I should note that the so-called 'Duke' of Annadale is a woman (Lady Georgiana), who's widely believed to have murdered her father and brothers, probably via witchcraft, in order to inherit the duchy; that John Caesar's father is a freedman from Senegal; that the curse has been written on a lead tablet and deposited in the spring below the pump room, where Sulis Minerva can be invoked; and that the narrator of the tale is 'that knavish sprite that frights the maidens of the villagery': Puck, or Robin Goodfellow, formerly of Oberon's court and now inexplicably exiled to a damp flat in twenty-first century Putney.
This is a fantastical Regency romance with teeth: Miss Mitchelmore indulges in the usual pursuits (taking tea, picnicking, dancing, expeditions to sketch druidical remains) as well as finding herself increasingly drawn to the Duke of Annadale. Miss Mitchelmore's friend Lizzie is greatly in favour of this: 'There’s a perilous shortage of eligible gentlemen this season, and it would be awfully convenient if you were to take up with a lady instead.' Even Miss Mitchelmore's mother -- the excellent Lady Jane, who's something of a bluestocking -- seems to approve of her daughter's Sapphic tendencies.
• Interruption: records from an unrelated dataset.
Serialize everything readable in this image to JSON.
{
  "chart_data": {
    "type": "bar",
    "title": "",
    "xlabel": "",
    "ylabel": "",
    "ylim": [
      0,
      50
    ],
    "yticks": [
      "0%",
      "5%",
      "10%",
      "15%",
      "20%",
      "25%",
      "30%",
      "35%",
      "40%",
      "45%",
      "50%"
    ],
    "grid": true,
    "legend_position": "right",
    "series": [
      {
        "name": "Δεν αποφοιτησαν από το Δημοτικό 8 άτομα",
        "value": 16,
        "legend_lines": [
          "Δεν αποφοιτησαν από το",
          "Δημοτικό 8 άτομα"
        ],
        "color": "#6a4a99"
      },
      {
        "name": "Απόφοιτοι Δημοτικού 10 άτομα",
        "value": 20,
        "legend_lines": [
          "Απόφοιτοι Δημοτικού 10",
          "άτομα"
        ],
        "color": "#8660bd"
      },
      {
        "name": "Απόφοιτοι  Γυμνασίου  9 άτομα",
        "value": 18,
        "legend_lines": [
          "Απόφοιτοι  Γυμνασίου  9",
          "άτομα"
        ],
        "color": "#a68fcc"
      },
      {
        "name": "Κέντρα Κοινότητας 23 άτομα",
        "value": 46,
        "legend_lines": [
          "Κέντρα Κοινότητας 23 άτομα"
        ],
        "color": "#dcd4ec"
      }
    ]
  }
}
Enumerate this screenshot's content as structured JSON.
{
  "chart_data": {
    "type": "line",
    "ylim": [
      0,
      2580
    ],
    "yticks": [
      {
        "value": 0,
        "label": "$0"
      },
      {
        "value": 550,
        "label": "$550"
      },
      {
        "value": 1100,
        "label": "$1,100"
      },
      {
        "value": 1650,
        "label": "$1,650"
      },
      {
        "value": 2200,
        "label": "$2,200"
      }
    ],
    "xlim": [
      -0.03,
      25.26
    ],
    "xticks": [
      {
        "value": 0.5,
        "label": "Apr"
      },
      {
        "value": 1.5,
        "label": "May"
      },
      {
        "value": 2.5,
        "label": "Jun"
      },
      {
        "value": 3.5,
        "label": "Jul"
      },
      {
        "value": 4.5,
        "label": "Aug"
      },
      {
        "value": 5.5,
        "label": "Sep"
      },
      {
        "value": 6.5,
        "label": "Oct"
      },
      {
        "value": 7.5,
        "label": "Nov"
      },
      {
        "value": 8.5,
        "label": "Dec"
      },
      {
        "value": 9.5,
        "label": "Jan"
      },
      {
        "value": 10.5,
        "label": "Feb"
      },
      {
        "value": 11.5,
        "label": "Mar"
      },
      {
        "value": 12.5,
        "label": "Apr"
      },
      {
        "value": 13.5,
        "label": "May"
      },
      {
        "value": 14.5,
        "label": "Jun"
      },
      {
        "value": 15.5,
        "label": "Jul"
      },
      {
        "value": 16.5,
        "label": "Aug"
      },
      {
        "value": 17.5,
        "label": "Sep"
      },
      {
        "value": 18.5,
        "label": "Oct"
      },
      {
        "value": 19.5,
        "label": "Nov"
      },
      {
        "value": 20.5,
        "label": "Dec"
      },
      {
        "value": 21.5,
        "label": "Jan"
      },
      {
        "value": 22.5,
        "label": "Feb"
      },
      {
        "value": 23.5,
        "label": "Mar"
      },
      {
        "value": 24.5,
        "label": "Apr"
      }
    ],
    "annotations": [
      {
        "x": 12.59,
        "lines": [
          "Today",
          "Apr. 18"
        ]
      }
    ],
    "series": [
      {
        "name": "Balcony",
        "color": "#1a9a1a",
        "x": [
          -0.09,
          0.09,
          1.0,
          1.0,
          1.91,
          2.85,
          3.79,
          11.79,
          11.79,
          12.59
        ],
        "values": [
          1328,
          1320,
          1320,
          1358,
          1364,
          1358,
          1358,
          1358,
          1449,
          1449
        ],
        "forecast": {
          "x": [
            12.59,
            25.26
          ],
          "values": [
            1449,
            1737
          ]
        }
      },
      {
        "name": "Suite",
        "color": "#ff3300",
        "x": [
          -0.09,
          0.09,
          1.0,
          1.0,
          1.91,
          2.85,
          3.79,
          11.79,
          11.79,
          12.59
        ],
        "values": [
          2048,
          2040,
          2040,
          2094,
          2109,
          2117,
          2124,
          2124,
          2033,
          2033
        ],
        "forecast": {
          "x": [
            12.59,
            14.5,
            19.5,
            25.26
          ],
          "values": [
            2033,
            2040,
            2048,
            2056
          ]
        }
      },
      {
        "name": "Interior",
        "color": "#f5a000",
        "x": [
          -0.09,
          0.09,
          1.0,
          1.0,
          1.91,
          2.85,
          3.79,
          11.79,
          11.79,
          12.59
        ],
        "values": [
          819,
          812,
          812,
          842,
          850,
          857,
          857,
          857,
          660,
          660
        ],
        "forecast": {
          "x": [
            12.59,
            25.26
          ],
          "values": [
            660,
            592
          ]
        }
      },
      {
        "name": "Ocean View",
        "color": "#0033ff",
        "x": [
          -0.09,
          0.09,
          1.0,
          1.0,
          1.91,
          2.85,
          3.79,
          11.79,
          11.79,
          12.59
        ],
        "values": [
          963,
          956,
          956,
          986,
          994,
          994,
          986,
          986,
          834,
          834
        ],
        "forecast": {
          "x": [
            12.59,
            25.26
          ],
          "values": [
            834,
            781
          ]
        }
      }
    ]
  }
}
For this is not our Regency: there is much less homophobia.
The world of Mortal Follies is lightly sketched, but packed with intriguing ephemera: I want to know how the Indian Boy became the Ambassador from the Other Court; and more about Miss Tabitha, cultist of Cybele and old flame of John Caesar; and more about Miss Bickle, whose life is 'lemonade and silver linings', who has a penchant for Gothic romances and a habit of shipping characters from Jane Austen novels. Puck is a delightfully wicked narrator, heaping disdain upon mere mortals and calumny on 'that shit from Stratford': I'd like to know more, too, about the events that brought him from the Other Court to a damp flat in South London...
Mortal Follies was exactly what I needed when I read it: a witty, frothy 'romantasy'* with plenty of sexual tension, just enough metaphorical steaminess to satisfy (there's also plenty of literal steaminess down in Sulis Minerva's domain), a charismatic love interest with a mysterious past, and a frisson of mortal peril. This novel will probably irritate many readers, with its irreverent and discursive narration, but it cheered me immensely when I needed cheering.
*This is a horrid neologism and should not be used for marketing purposes.